Now a music teacher and band instructor at a Dallas high school, Cook followed in his father’s footsteps: at one point, he held two additional jobs, driving a school bus in the mornings and working security for a professional basketball team at night. The money was good for his family—but one night, his youngest son waited up until 2 a.m. to talk to Cook after a game.
“He said, ‘you’ve coached everybody else’s teams, but you’ve never coached mine,’” Cook says. “It instantly impacted me. I let those jobs go, and became the coach for his little league soccer team. I coached him in baseball, too.”
Squeezed by rising living costs, credit card and student loan debt, and salaries that are 20 percent lower than other professionals with similar experience, many educators feel financial stress.
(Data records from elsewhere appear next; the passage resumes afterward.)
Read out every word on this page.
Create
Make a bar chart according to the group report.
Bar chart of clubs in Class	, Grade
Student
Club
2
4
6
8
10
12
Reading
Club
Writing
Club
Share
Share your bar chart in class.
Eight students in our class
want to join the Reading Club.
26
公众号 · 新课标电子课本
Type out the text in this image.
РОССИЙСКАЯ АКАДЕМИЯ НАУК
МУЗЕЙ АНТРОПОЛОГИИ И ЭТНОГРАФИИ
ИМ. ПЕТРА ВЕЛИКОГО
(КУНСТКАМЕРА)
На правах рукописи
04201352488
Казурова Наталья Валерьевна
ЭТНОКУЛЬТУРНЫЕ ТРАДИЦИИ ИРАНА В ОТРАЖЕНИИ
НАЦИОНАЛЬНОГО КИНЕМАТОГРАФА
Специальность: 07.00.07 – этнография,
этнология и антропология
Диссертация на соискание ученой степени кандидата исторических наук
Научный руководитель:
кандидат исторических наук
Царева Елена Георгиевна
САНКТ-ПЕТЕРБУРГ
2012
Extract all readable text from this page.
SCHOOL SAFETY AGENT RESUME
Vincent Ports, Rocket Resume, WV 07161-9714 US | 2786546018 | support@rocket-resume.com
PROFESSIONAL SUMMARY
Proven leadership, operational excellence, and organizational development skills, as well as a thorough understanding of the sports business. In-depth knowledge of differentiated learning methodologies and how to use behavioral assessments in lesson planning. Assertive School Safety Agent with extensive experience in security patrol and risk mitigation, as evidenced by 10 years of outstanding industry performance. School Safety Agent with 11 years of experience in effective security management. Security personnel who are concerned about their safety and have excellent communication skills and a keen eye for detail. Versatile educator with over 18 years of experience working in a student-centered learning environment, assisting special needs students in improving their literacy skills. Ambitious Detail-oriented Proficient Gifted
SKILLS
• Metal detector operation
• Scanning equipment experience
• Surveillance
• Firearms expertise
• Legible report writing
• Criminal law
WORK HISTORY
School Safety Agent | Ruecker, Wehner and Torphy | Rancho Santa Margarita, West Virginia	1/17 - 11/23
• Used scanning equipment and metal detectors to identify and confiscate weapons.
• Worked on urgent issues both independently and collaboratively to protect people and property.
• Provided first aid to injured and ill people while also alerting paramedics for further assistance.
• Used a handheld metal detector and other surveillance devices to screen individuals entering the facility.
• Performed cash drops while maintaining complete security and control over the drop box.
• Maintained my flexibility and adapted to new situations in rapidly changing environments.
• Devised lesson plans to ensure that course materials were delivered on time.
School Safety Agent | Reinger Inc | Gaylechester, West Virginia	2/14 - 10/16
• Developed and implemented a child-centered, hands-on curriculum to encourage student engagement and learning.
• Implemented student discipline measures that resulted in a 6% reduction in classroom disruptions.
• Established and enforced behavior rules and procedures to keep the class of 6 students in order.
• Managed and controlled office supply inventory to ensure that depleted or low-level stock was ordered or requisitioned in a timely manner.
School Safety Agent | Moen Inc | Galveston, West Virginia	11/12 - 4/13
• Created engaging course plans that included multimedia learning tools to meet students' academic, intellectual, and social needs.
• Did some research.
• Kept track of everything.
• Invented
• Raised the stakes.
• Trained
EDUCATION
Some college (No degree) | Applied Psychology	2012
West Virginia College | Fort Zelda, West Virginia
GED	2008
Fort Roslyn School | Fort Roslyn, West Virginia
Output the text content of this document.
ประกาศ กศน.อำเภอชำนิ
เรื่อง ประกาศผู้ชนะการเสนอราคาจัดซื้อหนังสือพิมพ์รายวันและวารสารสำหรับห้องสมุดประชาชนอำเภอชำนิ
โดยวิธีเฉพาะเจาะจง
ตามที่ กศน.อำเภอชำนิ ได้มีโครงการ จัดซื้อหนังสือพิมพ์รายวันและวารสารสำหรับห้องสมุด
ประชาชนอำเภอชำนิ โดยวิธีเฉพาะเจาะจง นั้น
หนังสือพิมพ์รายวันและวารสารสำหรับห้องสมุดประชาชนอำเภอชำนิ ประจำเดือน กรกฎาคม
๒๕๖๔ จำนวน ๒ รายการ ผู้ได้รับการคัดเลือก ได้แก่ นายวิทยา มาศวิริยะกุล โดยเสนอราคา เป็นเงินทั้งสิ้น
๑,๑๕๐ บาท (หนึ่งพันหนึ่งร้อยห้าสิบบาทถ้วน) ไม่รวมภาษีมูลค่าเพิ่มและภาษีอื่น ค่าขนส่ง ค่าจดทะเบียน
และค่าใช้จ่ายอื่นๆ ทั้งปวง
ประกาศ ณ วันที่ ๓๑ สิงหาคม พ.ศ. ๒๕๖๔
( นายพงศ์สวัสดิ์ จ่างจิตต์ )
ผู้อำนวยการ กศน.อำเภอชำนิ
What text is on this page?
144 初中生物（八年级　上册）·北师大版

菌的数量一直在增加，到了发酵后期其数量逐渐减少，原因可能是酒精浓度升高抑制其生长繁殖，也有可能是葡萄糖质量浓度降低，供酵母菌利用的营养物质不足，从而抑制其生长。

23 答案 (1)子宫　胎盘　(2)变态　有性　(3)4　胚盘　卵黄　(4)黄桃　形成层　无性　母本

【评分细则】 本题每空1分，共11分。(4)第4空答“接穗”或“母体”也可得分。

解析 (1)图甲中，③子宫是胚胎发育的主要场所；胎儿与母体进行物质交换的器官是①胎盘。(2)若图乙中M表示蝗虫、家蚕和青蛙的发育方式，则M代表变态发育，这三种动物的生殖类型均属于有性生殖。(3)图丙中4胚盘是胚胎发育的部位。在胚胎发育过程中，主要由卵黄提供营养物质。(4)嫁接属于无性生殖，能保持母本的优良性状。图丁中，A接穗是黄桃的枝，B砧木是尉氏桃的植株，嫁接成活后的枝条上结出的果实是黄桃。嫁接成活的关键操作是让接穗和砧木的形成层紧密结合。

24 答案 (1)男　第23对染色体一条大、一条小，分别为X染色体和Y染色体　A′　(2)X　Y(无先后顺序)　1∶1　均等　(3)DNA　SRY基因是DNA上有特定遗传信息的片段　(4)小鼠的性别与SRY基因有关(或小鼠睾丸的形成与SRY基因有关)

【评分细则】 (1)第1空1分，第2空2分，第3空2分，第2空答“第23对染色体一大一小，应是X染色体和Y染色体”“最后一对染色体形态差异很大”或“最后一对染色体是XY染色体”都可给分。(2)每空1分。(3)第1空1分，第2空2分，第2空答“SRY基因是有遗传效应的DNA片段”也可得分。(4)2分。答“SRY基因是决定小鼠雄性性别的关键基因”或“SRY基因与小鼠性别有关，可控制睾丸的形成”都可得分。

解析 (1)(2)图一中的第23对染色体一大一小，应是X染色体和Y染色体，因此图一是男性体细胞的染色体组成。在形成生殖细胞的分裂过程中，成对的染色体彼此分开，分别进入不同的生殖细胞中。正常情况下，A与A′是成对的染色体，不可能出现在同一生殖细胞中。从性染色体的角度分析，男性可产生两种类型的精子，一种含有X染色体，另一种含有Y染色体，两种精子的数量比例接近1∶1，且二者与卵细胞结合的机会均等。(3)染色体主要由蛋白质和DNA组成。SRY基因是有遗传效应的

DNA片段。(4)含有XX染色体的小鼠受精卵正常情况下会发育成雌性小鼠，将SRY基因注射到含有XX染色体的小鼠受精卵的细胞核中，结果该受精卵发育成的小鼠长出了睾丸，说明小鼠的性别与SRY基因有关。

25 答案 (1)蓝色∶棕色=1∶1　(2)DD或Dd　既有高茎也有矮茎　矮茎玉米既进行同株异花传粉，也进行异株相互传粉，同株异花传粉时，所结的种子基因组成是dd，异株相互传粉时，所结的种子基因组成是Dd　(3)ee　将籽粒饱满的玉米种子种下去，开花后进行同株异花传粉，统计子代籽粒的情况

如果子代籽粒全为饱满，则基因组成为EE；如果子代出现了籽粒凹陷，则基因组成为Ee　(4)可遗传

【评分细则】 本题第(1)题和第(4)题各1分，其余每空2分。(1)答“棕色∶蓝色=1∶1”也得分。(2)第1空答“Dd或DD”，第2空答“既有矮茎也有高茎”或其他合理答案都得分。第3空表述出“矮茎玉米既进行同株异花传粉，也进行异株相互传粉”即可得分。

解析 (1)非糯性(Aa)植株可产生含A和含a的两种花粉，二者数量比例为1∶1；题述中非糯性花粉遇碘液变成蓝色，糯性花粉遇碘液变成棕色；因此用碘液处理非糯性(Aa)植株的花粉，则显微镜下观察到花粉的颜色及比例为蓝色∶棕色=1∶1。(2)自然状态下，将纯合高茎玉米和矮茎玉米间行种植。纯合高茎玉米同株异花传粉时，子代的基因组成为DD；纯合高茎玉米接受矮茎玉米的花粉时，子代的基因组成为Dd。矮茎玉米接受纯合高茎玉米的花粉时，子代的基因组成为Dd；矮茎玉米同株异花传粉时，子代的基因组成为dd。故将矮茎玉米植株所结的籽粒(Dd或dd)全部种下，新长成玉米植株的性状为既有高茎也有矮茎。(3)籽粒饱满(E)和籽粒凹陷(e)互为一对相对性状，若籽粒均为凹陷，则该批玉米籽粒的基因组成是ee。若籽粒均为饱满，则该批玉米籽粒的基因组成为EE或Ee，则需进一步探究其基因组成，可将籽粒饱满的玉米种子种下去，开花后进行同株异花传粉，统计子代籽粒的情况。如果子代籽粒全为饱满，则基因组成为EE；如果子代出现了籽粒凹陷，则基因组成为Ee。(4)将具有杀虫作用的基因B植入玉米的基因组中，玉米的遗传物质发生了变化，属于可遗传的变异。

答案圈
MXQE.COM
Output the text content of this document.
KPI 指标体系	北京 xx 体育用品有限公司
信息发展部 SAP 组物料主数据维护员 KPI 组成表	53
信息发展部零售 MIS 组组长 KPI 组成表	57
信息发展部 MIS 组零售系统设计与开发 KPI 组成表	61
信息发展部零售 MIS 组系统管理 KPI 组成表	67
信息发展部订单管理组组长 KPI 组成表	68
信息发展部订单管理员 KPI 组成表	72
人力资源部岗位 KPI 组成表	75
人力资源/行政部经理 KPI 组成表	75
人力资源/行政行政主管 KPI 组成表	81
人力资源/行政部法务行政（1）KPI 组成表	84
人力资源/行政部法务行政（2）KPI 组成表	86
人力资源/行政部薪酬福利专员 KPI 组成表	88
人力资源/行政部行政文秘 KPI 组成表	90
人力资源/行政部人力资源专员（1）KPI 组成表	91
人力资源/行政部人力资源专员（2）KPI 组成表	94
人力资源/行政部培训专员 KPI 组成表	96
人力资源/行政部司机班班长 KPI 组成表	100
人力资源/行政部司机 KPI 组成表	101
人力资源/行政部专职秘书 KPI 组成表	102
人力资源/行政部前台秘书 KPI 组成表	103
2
And how they cope with that pressure can exacerbate work-life imbalances. “A lot of the educators I know are waiting for their next checks,” says Cherish Pipkins, an elementary school principal in Texas. “There’s a feeling of scarcity. And that’s for people who don’t live lavish lifestyles—people who have modest homes, who are taking care of their children, who are just trying to pay their bills and maybe have some fun here and there.”
Understand that side gigs have costs as well as benefits. When money is tight, it can be helpful to take on extra work. However, additional jobs also might result in less time for yourself and your family. “Financial stability is important, but it’s also important to evaluate the costs you might be paying health-wise,” says Leah Marone, a psychotherapist who works with educators. “When are you rejuvenating? How are you simplifying your life in other ways? Are you creating space to rejuvenate and take care of yourself? How long can you keep this up? Again, live more proactively rather than reactively and truly listen to the signals your mind and body are giving you. Create and maintain certain boundaries to avoid the perpetual cycle of crashing and burning and then frantically trying to find the energy and resources to pick yourself back up again.”
Make a plan for your future. Uncertainty—financial and otherwise—is a major driver of emotional distress, in part because it leaves people feeling like they have little or no control over their lives. Creating a roadmap designed to meet your short and long-term financial goals can help you reduce stress. “I think that we need to do something to help educators understand and prepare for their long-term future,” says Tracy Ginsburg, Executive Director of the Texas Association of School Business Officials. “The question is how to simplify the process for educators to begin retirement planning.”